А ещё Ипатов олимпиады по математике выигрывал. Одну за другой. И всегда первое место занимал. Легко, не напрягаясь. В общем, никто не удивился, когда в восемнадцать лет, после одиннадцатого класса, он поступил на бюджет в престижный экономический вуз, на финансовую аналитику. Марина Андреевна, за плечами которой был только педагогический техникум, им страшно гордилась. А когда Ипатов показал ей студенческий билет, расплакалась от счастья.
Но вот незадача, к тому моменту в Ипатове проснулись и зацвели буйным цветом те самые томления. Они стали ясными, понятными и ещё более пугающими. Поэтому, в отличие от Марины Андреевны, сам Ипатов счастлив не был. Нисколько.

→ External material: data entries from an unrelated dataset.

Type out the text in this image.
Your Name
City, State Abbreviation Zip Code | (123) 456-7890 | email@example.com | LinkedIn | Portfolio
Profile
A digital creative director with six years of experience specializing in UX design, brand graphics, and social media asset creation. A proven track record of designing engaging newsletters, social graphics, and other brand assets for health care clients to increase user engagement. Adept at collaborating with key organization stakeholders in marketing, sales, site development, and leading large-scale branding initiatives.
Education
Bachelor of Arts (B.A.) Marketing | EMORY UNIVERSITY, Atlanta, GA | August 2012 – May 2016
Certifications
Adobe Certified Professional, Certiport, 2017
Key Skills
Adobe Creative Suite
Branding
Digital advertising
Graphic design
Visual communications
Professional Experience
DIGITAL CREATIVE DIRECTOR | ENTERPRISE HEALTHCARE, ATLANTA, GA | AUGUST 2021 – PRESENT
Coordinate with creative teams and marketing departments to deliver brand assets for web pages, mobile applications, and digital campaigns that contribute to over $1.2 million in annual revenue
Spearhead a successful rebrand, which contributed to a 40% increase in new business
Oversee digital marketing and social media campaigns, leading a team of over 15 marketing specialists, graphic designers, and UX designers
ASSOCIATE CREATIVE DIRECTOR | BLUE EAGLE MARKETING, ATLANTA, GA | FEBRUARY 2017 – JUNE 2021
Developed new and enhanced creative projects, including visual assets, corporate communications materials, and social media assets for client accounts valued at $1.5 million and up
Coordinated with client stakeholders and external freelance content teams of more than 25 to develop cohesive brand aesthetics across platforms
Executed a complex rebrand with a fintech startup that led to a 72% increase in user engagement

Успехи в учёбе это, конечно, хорошо, но в восемнадцать лет обычно хочется немного другого, немного других успехов. В личной, так сказать, жизни. И Ипатову хотелось. Причём такого, что и сказать стыдно было. И хотелось ему этого очень. Хотелось жарких поцелуев, горячих рук на своём теле, влажных губ на изнывающем члене. Мужских губ. И рук мужских. А ещё члена. Тоже, разумеется, мужского, и в себе желательно.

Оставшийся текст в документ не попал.